Appointment reflects rising voices of emerging economies: Analysts
NEW YORK – The nomination of Zhu Min, special adviser to the head of the International Monetary Fund (IMF), as a deputy managing director of the fund, is in line with expectations and reflects the growing influence of China and other emerging economies, analysts said on Wednesday.
The IMF’s Managing Director Christine Lagarde announced the appointment of Zhu in a statement on Tuesday. If approved by the board, Zhu will become the first Chinese national to hold such a senior position at the fund.
Analysts said that Zhu is fully qualified for the job, and that his expertise and ability have been widely acknowledged.
“It’s an overdue recognition of China’s weight in the world economy.

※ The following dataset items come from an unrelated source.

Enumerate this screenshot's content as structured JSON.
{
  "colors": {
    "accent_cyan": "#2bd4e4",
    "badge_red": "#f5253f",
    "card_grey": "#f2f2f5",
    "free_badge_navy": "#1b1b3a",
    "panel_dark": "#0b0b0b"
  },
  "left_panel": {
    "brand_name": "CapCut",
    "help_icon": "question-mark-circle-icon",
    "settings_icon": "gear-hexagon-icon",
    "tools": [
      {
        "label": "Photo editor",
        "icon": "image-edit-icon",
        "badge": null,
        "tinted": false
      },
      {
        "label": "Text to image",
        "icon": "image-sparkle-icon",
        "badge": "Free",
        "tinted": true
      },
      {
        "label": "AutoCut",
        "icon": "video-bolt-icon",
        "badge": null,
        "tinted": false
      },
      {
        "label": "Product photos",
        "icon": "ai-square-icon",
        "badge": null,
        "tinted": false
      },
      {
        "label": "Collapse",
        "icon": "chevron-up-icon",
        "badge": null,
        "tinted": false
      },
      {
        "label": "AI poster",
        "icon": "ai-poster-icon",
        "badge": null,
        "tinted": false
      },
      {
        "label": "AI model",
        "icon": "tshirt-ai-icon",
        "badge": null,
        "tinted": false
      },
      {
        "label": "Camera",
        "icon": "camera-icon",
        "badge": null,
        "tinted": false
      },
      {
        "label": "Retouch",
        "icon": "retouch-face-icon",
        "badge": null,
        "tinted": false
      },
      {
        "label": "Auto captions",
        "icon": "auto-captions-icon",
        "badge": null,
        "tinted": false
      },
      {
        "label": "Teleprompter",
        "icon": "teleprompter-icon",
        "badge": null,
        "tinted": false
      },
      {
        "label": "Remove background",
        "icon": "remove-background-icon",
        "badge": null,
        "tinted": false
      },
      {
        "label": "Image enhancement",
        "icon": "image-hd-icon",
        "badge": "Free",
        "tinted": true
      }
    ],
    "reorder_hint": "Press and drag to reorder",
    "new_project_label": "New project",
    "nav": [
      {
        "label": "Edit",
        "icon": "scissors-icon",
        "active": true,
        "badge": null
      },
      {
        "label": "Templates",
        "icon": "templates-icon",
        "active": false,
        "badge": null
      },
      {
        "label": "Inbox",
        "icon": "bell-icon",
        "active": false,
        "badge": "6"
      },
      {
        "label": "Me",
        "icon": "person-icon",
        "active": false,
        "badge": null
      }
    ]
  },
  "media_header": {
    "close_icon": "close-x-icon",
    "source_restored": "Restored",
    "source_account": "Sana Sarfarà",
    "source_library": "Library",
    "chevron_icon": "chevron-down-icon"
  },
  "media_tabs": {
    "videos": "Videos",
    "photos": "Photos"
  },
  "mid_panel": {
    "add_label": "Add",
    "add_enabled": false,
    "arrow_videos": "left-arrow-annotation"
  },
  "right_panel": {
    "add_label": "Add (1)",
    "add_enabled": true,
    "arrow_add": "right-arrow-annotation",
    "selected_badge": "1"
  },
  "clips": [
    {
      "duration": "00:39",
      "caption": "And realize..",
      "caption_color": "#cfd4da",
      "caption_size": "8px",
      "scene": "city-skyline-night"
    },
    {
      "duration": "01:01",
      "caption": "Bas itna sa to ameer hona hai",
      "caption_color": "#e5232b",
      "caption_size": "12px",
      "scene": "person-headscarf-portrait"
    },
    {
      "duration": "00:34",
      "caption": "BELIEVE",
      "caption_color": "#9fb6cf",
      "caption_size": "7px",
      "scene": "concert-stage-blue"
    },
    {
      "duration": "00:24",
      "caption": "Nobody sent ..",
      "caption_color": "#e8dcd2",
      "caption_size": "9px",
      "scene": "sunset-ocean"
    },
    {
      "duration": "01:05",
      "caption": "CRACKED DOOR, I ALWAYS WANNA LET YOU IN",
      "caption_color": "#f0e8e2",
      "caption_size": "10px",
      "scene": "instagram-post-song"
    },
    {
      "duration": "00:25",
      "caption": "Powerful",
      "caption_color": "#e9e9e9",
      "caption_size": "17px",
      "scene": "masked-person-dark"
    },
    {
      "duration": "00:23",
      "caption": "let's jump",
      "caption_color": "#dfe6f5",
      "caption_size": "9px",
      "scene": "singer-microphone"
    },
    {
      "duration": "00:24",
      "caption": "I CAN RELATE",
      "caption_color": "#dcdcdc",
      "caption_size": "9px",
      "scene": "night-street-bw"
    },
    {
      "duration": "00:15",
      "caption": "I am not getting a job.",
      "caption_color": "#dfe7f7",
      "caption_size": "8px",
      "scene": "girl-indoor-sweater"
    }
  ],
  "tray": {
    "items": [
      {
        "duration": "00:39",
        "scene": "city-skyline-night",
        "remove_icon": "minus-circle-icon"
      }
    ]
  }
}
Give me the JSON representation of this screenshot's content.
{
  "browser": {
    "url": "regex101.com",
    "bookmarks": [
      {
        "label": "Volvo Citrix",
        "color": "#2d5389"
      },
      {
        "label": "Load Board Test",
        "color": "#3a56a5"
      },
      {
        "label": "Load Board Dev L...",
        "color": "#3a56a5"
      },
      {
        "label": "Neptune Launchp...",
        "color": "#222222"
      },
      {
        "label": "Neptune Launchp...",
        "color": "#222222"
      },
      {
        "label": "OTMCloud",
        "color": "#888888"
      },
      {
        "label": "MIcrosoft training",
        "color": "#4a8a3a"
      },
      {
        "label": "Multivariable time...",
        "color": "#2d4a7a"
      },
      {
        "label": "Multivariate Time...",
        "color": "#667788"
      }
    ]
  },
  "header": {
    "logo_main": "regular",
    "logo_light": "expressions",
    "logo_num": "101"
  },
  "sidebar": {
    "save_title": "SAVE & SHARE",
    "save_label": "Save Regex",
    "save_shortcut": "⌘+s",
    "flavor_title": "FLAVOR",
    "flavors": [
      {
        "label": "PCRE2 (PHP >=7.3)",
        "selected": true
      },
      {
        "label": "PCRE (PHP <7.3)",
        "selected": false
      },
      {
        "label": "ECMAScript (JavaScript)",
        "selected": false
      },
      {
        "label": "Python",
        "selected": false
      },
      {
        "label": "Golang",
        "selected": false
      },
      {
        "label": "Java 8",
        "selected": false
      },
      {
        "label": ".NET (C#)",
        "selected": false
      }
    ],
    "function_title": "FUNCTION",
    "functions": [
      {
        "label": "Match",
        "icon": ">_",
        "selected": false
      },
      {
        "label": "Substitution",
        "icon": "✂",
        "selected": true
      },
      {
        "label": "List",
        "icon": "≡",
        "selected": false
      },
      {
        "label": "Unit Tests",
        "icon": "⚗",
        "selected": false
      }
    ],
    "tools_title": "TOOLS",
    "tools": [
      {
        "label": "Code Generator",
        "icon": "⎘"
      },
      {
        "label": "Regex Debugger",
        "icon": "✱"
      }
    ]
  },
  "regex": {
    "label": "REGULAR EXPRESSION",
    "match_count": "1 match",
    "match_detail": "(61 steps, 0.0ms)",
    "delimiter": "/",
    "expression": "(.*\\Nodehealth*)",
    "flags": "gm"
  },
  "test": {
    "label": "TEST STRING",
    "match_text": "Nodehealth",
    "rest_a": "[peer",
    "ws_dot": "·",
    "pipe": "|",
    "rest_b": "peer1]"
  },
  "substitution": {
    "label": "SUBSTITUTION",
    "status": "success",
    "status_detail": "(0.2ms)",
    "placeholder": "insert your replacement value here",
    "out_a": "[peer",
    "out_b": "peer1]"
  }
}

Zhu Min is an excellent person to hold this new position,” said Sebastian Mallaby, director of the Maurice R. Greenberg Center for Geoeconomic Studies at the Council on Foreign Relations, a non-partisan US think tank.
Eswar Prasad, Tolani Senior Professor of Trade Policy at Cornell University in the US, said the move is an acknowledgment of China’s increasing prominence in the fund’s power structure.
“It signals that the world community expects China to play an increasingly important role on the global economic stage,” he said.
Zhu, born in 1952, is a former deputy governor of the People’s Bank of China, the nation’s central bank. He joined the IMF a year ago as a special adviser to the former managing director, Dominique Strauss-Kahn, who resigned on May 18 after being accused of sexual assault.
However, some analysts pointed out that Zhu’s nomination may only have a symbolic importance because he was already de facto deputy managing director in terms of his responsibilities.
Moreover, the move may weaken the support of the United States and Europe for further IMF reforms in the interests of developing economies, including China.
“Now it seems that China has gotten what it wants. But it may make the US and Europe less willing to push the IMF reforms, which are more important for China than just the nomination,” wrote the Reuters columnist, Wei Gu.
The developing economies have long hoped to change the landscape of international financial governance, where the US has the power of veto and the largest voting quota.
Last week, in her first news conference as head of the IMF, Lagarde promised to make the body more inclusive and give emerging markets a greater say in the organization.
“Zhu brings a wealth of experience in government, international policy making and the financial markets, strong managerial and communication skills as well as an institutional understanding of the fund, and I look forward to his counsel,” Lagarde said in Tuesday’s announcement.
“As deputy managing director, he will play an important role in working with me and the rest of my management team in meeting the challenges facing our global membership in the period ahead, and in strengthening the fund’s understanding of Asia and emerging markets more generally,” she added.
David Lipton, an economic aide to the White House, was selected to take over from the current first Deputy Managing Director John Lipsky. The No 2 position in the IMF is traditionally held by a US national.
Besides Lipsky, who is expected to retire soon, the other current deputy managing directors are Naoyuki Shinohara, of Japan, and Nemat Shafik, an Egyptian national.
Li Xiang in Beijing contributed to this story.